Не то стало, как съехала из дому. Поступила в училище в областном центре, сняла
у старухи угол: отец денег подкинул. За шкафом жила. И шила за шкафом - вручную.
Стипендия была маленькая, на желудках все экономили - ради удовольствий. Кто по
театрам бегал, по киношкам, кто и выпивал. Лиса покупала ткани. Первые два года
шила себе. Потом одной подруге, другой. Потом мамашам их, потом соседкам. Стали
деньги появляться.
От старухи уехала чуть не перед самым дипломом - в коммуналке комнату сняла. Тоже
без отца не обошлось, но половину денег уже сама платила.
Домой возвращаться и в мыслях не было: чего там делать-то? Нет, надо работать,
надо когда-то и замуж. А матери с бабкой для пилежек и отца хватит. Тот старый
уже - под пятьдесят - ему деваться некуда. В коммуналке было хорошо. Своя комната,
можно книги покупать, диски. Лиса любила работать под музыку. Бывало, посмотрит
в альбом - всегда фотографировала удачные работы - и вспомнит: розовое с оборками
под Штраусса шито. Парчовое - под Равеля. Зеленое - под ирландские песни.
Цвет ткани Лиса могла определить с закрытыми глазами. Как-то на спор даже колесико
для выкроек выиграла, немецкое. Закроет глаза, пощупает лоскутик, помнет, прислушается:
морской волны. Не ошибалась, что интересно.

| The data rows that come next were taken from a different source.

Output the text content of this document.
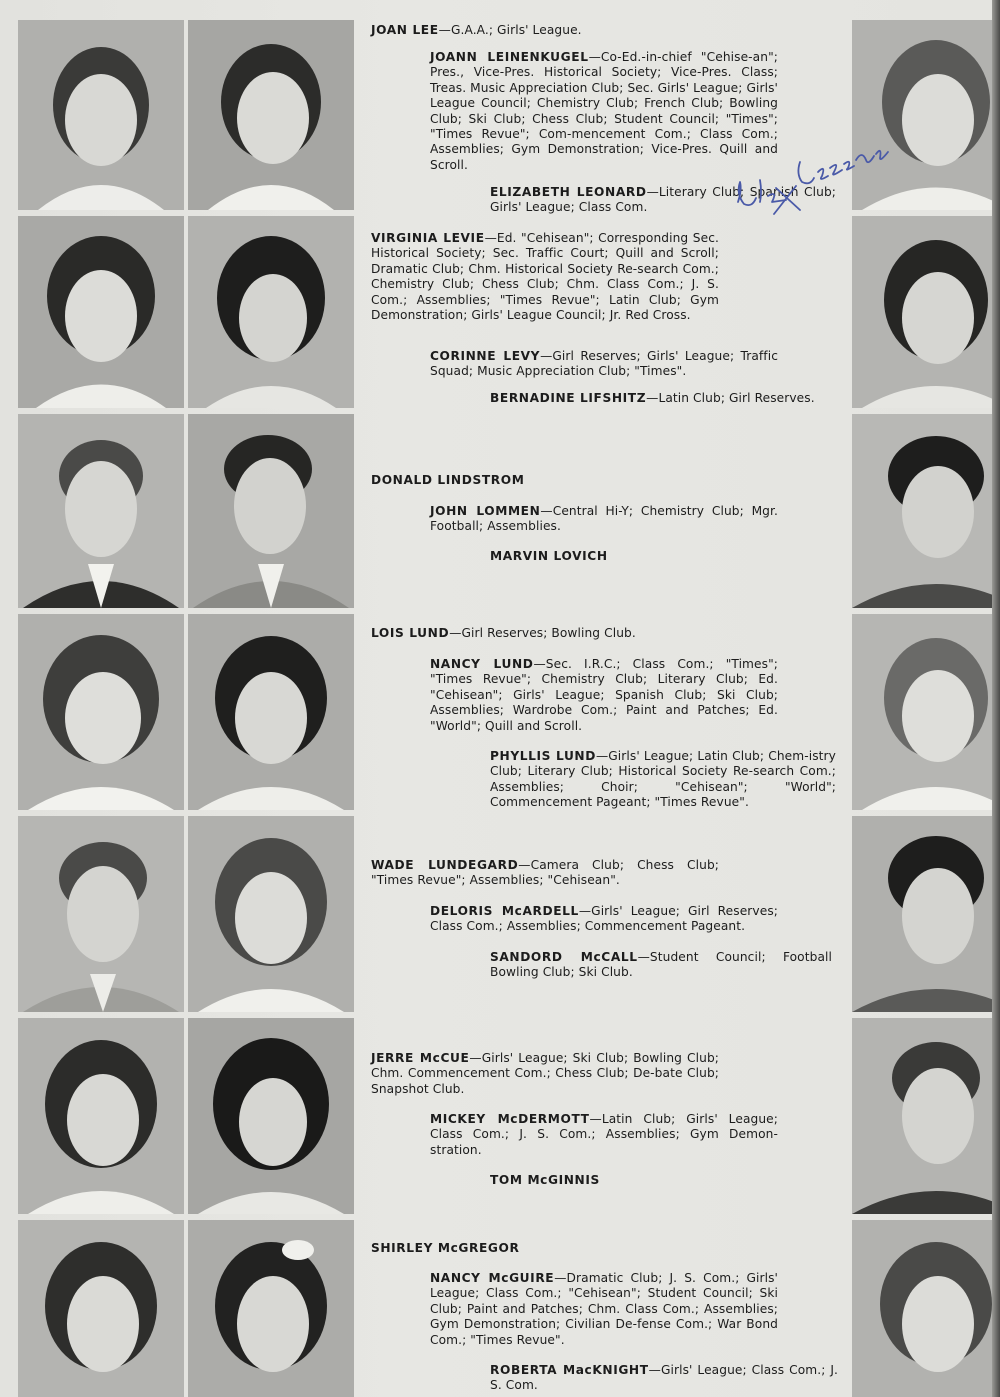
JOAN LEE—G.A.A.; Girls' League.
JOANN LEINENKUGEL—Co-Ed.-in-chief "Cehise-an"; Pres., Vice-Pres. Historical Society; Vice-Pres. Class; Treas. Music Appreciation Club; Sec. Girls' League; Girls' League Council; Chemistry Club; French Club; Bowling Club; Ski Club; Chess Club; Student Council; "Times"; "Times Revue"; Com-mencement Com.; Class Com.; Assemblies; Gym Demonstration; Vice-Pres. Quill and Scroll.
ELIZABETH LEONARD—Literary Club; Spanish Club; Girls' League; Class Com.
VIRGINIA LEVIE—Ed. "Cehisean"; Corresponding Sec. Historical Society; Sec. Traffic Court; Quill and Scroll; Dramatic Club; Chm. Historical Society Re-search Com.; Chemistry Club; Chess Club; Chm. Class Com.; J. S. Com.; Assemblies; "Times Revue"; Latin Club; Gym Demonstration; Girls' League Council; Jr. Red Cross.
CORINNE LEVY—Girl Reserves; Girls' League; Traffic Squad; Music Appreciation Club; "Times".
BERNADINE LIFSHITZ—Latin Club; Girl Reserves.
DONALD LINDSTROM
JOHN LOMMEN—Central Hi-Y; Chemistry Club; Mgr. Football; Assemblies.
MARVIN LOVICH
LOIS LUND—Girl Reserves; Bowling Club.
NANCY LUND—Sec. I.R.C.; Class Com.; "Times"; "Times Revue"; Chemistry Club; Literary Club; Ed. "Cehisean"; Girls' League; Spanish Club; Ski Club; Assemblies; Wardrobe Com.; Paint and Patches; Ed. "World"; Quill and Scroll.
PHYLLIS LUND—Girls' League; Latin Club; Chem-istry Club; Literary Club; Historical Society Re-search Com.; Assemblies; Choir; "Cehisean"; "World"; Commencement Pageant; "Times Revue".
WADE LUNDEGARD—Camera Club; Chess Club; "Times Revue"; Assemblies; "Cehisean".
DELORIS McARDELL—Girls' League; Girl Reserves; Class Com.; Assemblies; Commencement Pageant.
SANDORD McCALL—Student Council; Football Bowling Club; Ski Club.
JERRE McCUE—Girls' League; Ski Club; Bowling Club; Chm. Commencement Com.; Chess Club; De-bate Club; Snapshot Club.
MICKEY McDERMOTT—Latin Club; Girls' League; Class Com.; J. S. Com.; Assemblies; Gym Demon-stration.
TOM McGINNIS
SHIRLEY McGREGOR
NANCY McGUIRE—Dramatic Club; J. S. Com.; Girls' League; Class Com.; "Cehisean"; Student Council; Ski Club; Paint and Patches; Chm. Class Com.; Assemblies; Gym Demonstration; Civilian De-fense Com.; War Bond Com.; "Times Revue".
ROBERTA MacKNIGHT—Girls' League; Class Com.; J. S. Com.
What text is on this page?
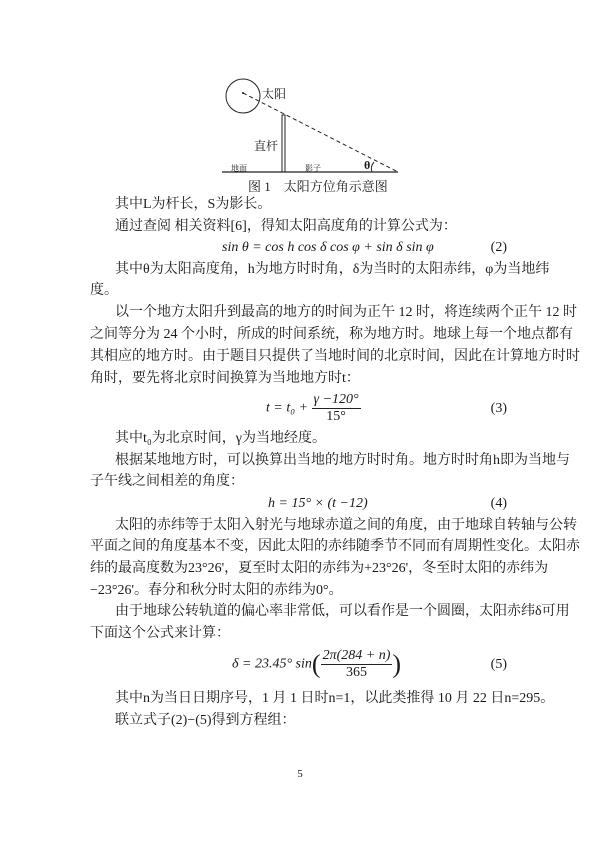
太阳
直杆
地面	影子	θ
图 1　太阳方位角示意图
其中L为杆长，S为影长。
通过查阅 相关资料[6]，得知太阳高度角的计算公式为：
sin θ = cos h cos δ cos φ + sin δ sin φ	(2)
其中θ为太阳高度角，h为地方时时角，δ为当时的太阳赤纬，φ为当地纬
度。
以一个地方太阳升到最高的地方的时间为正午 12 时，将连续两个正午 12 时
之间等分为 24 个小时，所成的时间系统，称为地方时。地球上每一个地点都有
其相应的地方时。由于题目只提供了当地时间的北京时间，因此在计算地方时时
角时，要先将北京时间换算为当地地方时t：
$t = t_0 + \frac{\gamma -120^\circ}{15^\circ}$	(3)
其中t₀为北京时间，γ为当地经度。
根据某地地方时，可以换算出当地的地方时时角。地方时时角h即为当地与
子午线之间相差的角度：
h = 15° × (t −12)	(4)
太阳的赤纬等于太阳入射光与地球赤道之间的角度，由于地球自转轴与公转
平面之间的角度基本不变，因此太阳的赤纬随季节不同而有周期性变化。太阳赤
纬的最高度数为23°26'，夏至时太阳的赤纬为+23°26'，冬至时太阳的赤纬为
−23°26'。春分和秋分时太阳的赤纬为0°。
由于地球公转轨道的偏心率非常低，可以看作是一个圆圈，太阳赤纬δ可用
下面这个公式来计算：
δ = 23.45° $\sin( \frac{2\pi(284 + n)}{365}$ )	(5)
其中n为当日日期序号，1 月 1 日时n=1，以此类推得 10 月 22 日n=295。
联立式子(2)−(5)得到方程组：
5
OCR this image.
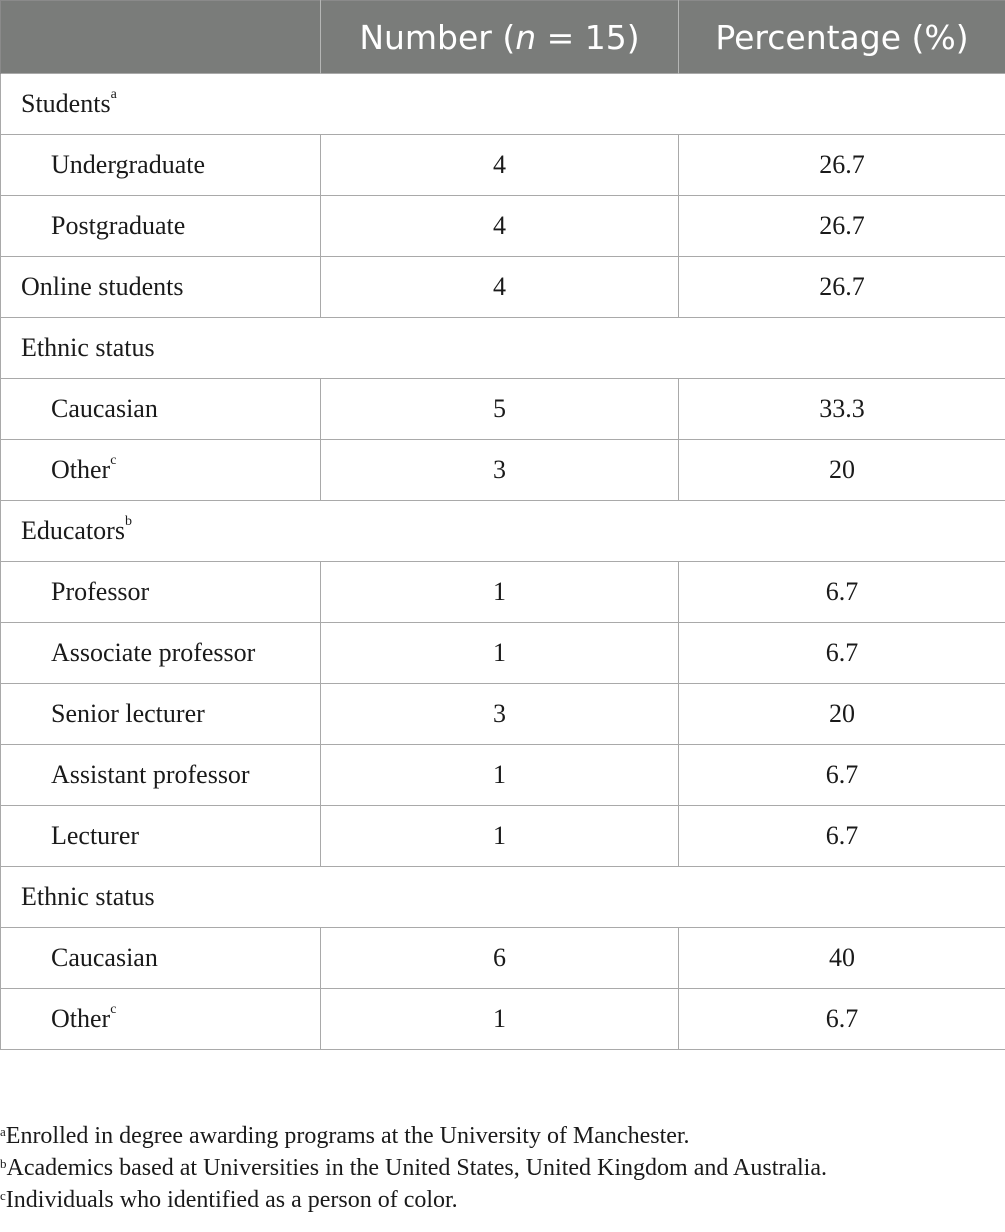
	Number (n = 15)	Percentage (%)
Students$^a$
Undergraduate	4	26.7
Postgraduate	4	26.7
Online students	4	26.7
Ethnic status		
Caucasian	5	33.3
Other$^c$	3	20
Educators$^b$
Professor	1	6.7
Associate professor	1	6.7
Senior lecturer	3	20
Assistant professor	1	6.7
Lecturer	1	6.7
Ethnic status		
Caucasian	6	40
Other$^c$	1	6.7
$^a$Enrolled in degree awarding programs at the University of Manchester.
$^b$Academics based at Universities in the United States, United Kingdom and Australia.
$^c$Individuals who identified as a person of color.
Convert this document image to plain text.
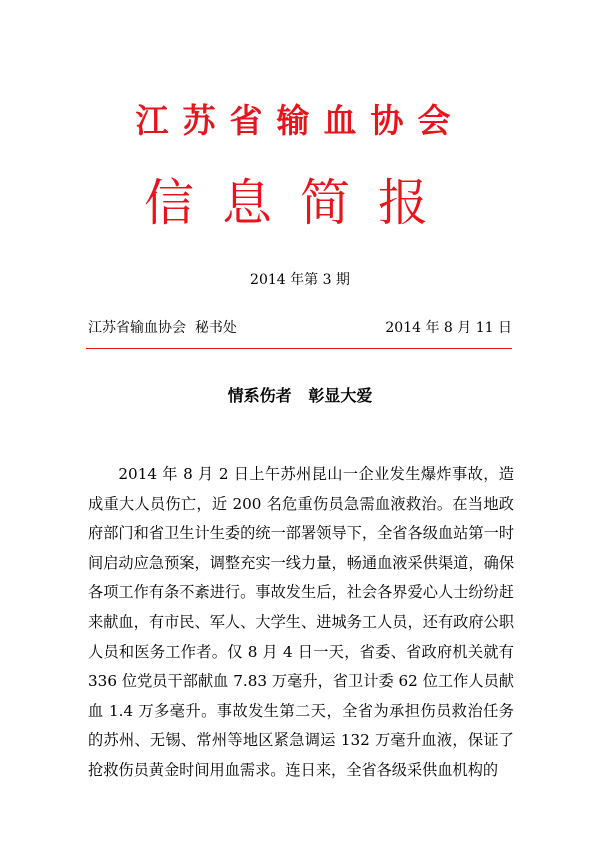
江苏省输血协会
信息简报
2014 年第 3 期
江苏省输血协会  秘书处	2014 年 8 月 11 日
情系伤者   彰显大爱

2014 年 8 月 2 日上午苏州昆山一企业发生爆炸事故，造成重大人员伤亡，近 200 名危重伤员急需血液救治。在当地政府部门和省卫生计生委的统一部署领导下，全省各级血站第一时间启动应急预案，调整充实一线力量，畅通血液采供渠道，确保各项工作有条不紊进行。事故发生后，社会各界爱心人士纷纷赶来献血，有市民、军人、大学生、进城务工人员，还有政府公职人员和医务工作者。仅 8 月 4 日一天，省委、省政府机关就有 336 位党员干部献血 7.83 万毫升，省卫计委 62 位工作人员献血 1.4 万多毫升。事故发生第二天，全省为承担伤员救治任务的苏州、无锡、常州等地区紧急调运 132 万毫升血液，保证了抢救伤员黄金时间用血需求。连日来，全省各级采供血机构的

И вдруг кончилось все. Год до тридцатилетия, коммуналка забыта как страшный
сон, семья, дети, работа - не ради денег, так, чтобы из формы не выйти - а цвета
вдруг исчезли. Вытянешь лоскут наугад - наощупь белый. Глянешь - фиолетовый. Другой
зацепишь - тоже вроде белый. А во всем мешке ни одного белого не найдется. Не
странно, что потом пальцы иглу не держат. И никаких идей. Все, о чем мечталось,
уже сшито. На хорошие фигуры и на нестандартные. "Вог" и "Оффисьель" лежат на
полке одной горой, презренная "Бурда" - другой, в шкафу раскроенное свалено как
попало, заказчицы позванивают - о погоде говорят. Намекают: пора бы уже и за ум.
Ан нет.
Еще когда лет в семь взялась Алиса шить любимому медведю камзол, поняла: без настроения
нельзя. Ей тогда больше всего хотелось посмотреть взрослое кино по телику, а ей
не дали. Сказали - маленькая, и вообще нечего. Филю со Степашкой через два часа
- пожалуйста. "Убийство в восточном экспрессе" - перебьешься. Могут и взрослые
отдохнуть, в конце концов. Обиделась, шить ушла от нечего делать. И вышел не камзол,
а тулуп какой-то.
Так и сейчас. Надо бы сделать рывок, начать уже свое дело всерьез, помещение взять
в аренду, набрать портних, чтобы на машинках стучали, а самой шить вручную, понемногу,
для тех, кто ценит. Все ведь есть. Работай - не хочу.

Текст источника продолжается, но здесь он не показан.